画像認識を使った検品作業に向けて、良品の画像データだけから不良品の検出を学習できるディープラーニング(深層学習)ソフトウェアをNECが開発した。品質管理が進み不良品の画像データが集まらない状況でもディープラーニングを適用できる。2018年6月4日から販売する。

 不良品検出などにAI(人工知能)を使った画像認識を適用する動きが増えている。ただ、不良品の検出には一般に、良品と不良品それぞれの画像データを1000件単位で用意し、学習させる必要があるものの、品質管理が進んでいる日本の向上では、不良品の件数が少なく、学習用データを十分に集めること自体が難しいという課題があった。

 こうした課題に対しNECは、ディープラーニング(深層学習)技術を搭載したソフトウェア「NEC Advanced Analytics – RAPID機械学習」を強化し、良品データのみで不良品検出も学習できるようにした。

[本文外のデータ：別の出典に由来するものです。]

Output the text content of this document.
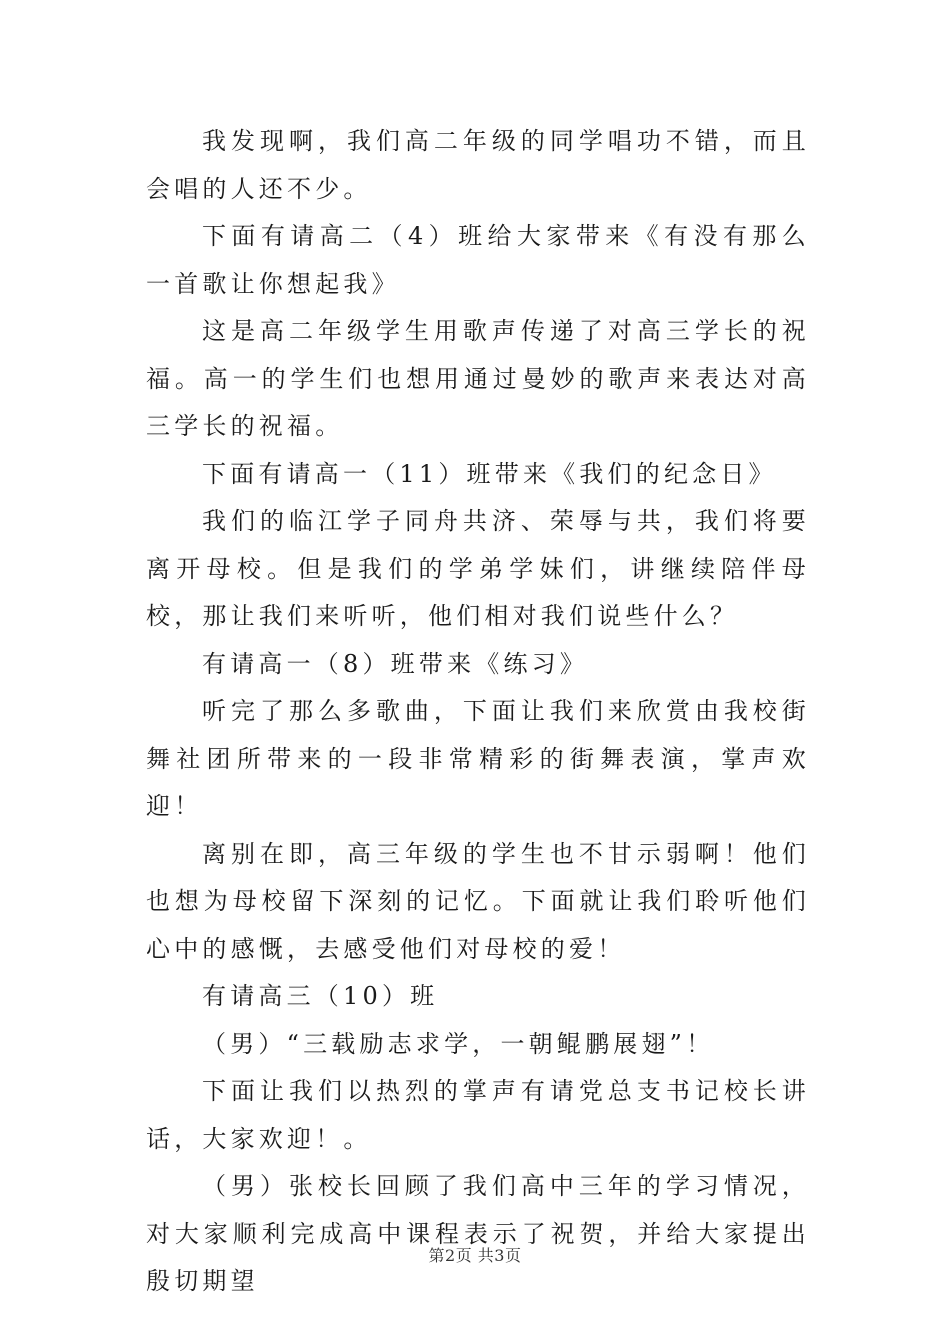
我发现啊，我们高二年级的同学唱功不错，而且会唱的人还不少。

下面有请高二（4）班给大家带来《有没有那么一首歌让你想起我》

这是高二年级学生用歌声传递了对高三学长的祝福。高一的学生们也想用通过曼妙的歌声来表达对高三学长的祝福。

下面有请高一（11）班带来《我们的纪念日》

我们的临江学子同舟共济、荣辱与共，我们将要离开母校。但是我们的学弟学妹们，讲继续陪伴母校，那让我们来听听，他们相对我们说些什么？

有请高一（8）班带来《练习》

听完了那么多歌曲，下面让我们来欣赏由我校街舞社团所带来的一段非常精彩的街舞表演，掌声欢迎！

离别在即，高三年级的学生也不甘示弱啊！他们也想为母校留下深刻的记忆。下面就让我们聆听他们心中的感慨，去感受他们对母校的爱！

有请高三（10）班

（男）“三载励志求学，一朝鲲鹏展翅”！

下面让我们以热烈的掌声有请党总支书记校长讲话，大家欢迎！。

（男）张校长回顾了我们高中三年的学习情况，对大家顺利完成高中课程表示了祝贺，并给大家提出殷切期望

第2页 共3页
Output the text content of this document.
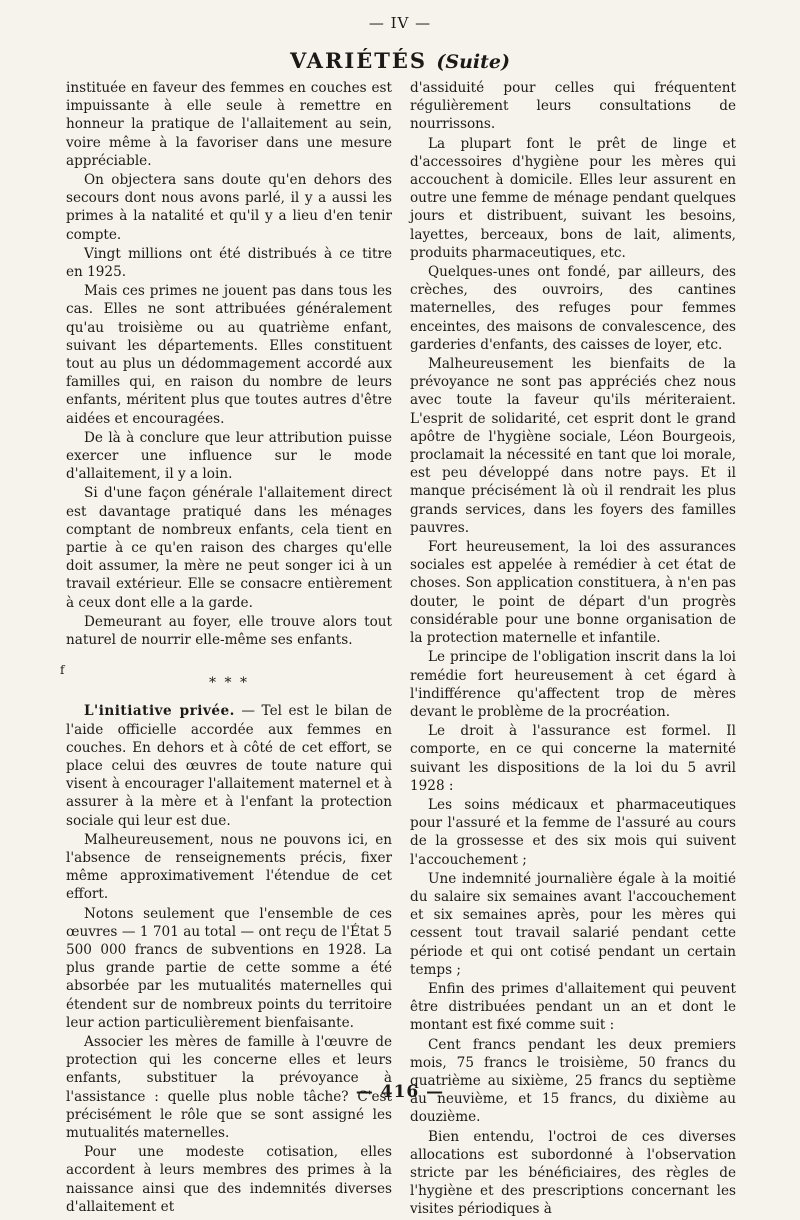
— IV —
VARIÉTÉS (Suite)

instituée en faveur des femmes en couches est impuissante à elle seule à remettre en honneur la pratique de l'allaitement au sein, voire même à la favoriser dans une mesure appréciable.

On objectera sans doute qu'en dehors des secours dont nous avons parlé, il y a aussi les primes à la natalité et qu'il y a lieu d'en tenir compte.

Vingt millions ont été distribués à ce titre en 1925.

Mais ces primes ne jouent pas dans tous les cas. Elles ne sont attribuées généralement qu'au troisième ou au quatrième enfant, suivant les départements. Elles constituent tout au plus un dédommagement accordé aux familles qui, en raison du nombre de leurs enfants, méritent plus que toutes autres d'être aidées et encouragées.

De là à conclure que leur attribution puisse exercer une influence sur le mode d'allaitement, il y a loin.

Si d'une façon générale l'allaitement direct est davantage pratiqué dans les ménages comptant de nombreux enfants, cela tient en partie à ce qu'en raison des charges qu'elle doit assumer, la mère ne peut songer ici à un travail extérieur. Elle se consacre entièrement à ceux dont elle a la garde.

Demeurant au foyer, elle trouve alors tout naturel de nourrir elle-même ses enfants.

f
* * *

L'initiative privée. — Tel est le bilan de l'aide officielle accordée aux femmes en couches. En dehors et à côté de cet effort, se place celui des œuvres de toute nature qui visent à encourager l'allaitement maternel et à assurer à la mère et à l'enfant la protection sociale qui leur est due.

Malheureusement, nous ne pouvons ici, en l'absence de renseignements précis, fixer même approximativement l'étendue de cet effort.

Notons seulement que l'ensemble de ces œuvres — 1 701 au total — ont reçu de l'État 5 500 000 francs de subventions en 1928. La plus grande partie de cette somme a été absorbée par les mutualités maternelles qui étendent sur de nombreux points du territoire leur action particulièrement bienfaisante.

Associer les mères de famille à l'œuvre de protection qui les concerne elles et leurs enfants, substituer la prévoyance à l'assistance : quelle plus noble tâche? C'est précisément le rôle que se sont assigné les mutualités maternelles.

Pour une modeste cotisation, elles accordent à leurs membres des primes à la naissance ainsi que des indemnités diverses d'allaitement et

d'assiduité pour celles qui fréquentent régulièrement leurs consultations de nourrissons.

La plupart font le prêt de linge et d'accessoires d'hygiène pour les mères qui accouchent à domicile. Elles leur assurent en outre une femme de ménage pendant quelques jours et distribuent, suivant les besoins, layettes, berceaux, bons de lait, aliments, produits pharmaceutiques, etc.

Quelques-unes ont fondé, par ailleurs, des crèches, des ouvroirs, des cantines maternelles, des refuges pour femmes enceintes, des maisons de convalescence, des garderies d'enfants, des caisses de loyer, etc.

Malheureusement les bienfaits de la prévoyance ne sont pas appréciés chez nous avec toute la faveur qu'ils mériteraient. L'esprit de solidarité, cet esprit dont le grand apôtre de l'hygiène sociale, Léon Bourgeois, proclamait la nécessité en tant que loi morale, est peu développé dans notre pays. Et il manque précisément là où il rendrait les plus grands services, dans les foyers des familles pauvres.

Fort heureusement, la loi des assurances sociales est appelée à remédier à cet état de choses. Son application constituera, à n'en pas douter, le point de départ d'un progrès considérable pour une bonne organisation de la protection maternelle et infantile.

Le principe de l'obligation inscrit dans la loi remédie fort heureusement à cet égard à l'indifférence qu'affectent trop de mères devant le problème de la procréation.

Le droit à l'assurance est formel. Il comporte, en ce qui concerne la maternité suivant les dispositions de la loi du 5 avril 1928 :

Les soins médicaux et pharmaceutiques pour l'assuré et la femme de l'assuré au cours de la grossesse et des six mois qui suivent l'accouchement ;

Une indemnité journalière égale à la moitié du salaire six semaines avant l'accouchement et six semaines après, pour les mères qui cessent tout travail salarié pendant cette période et qui ont cotisé pendant un certain temps ;

Enfin des primes d'allaitement qui peuvent être distribuées pendant un an et dont le montant est fixé comme suit :

Cent francs pendant les deux premiers mois, 75 francs le troisième, 50 francs du quatrième au sixième, 25 francs du septième au neuvième, et 15 francs, du dixième au douzième.

Bien entendu, l'octroi de ces diverses allocations est subordonné à l'observation stricte par les bénéficiaires, des règles de l'hygiène et des prescriptions concernant les visites périodiques à

— 416 —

1種類の画像データのみの学習で2種類の画像データを分類できる「OneClass分類アルゴリズム」の搭載によるもので、良品データしかない場合でも、異常箇所を検出するモデルを生成できる(図1)。

図1:OneClass分類アルゴリズムによる検品業務の概念

 今回、操作画面も改良した。分析機能を集約し、操作方法をナビゲーションする機能を追加した。データ分析の専門家でなくても操作できるとしている。

 また画像解析の強化のほかに、マッチング分析機能を強化した。人材採用や離職防止などに利用されているテキストデータのマッチング分析において、テキストとして取り扱っていた数字情報を、数字本来の意味を保ったまま解析できるようにした。

 NEC Advanced Analytics – RAPID機械学習V2.2画像解析版の価格は375万円(税別)から。2018年6月4日から販売する。同マッチング版の価格は375万円(同)からで、2018年5月21日から販売する。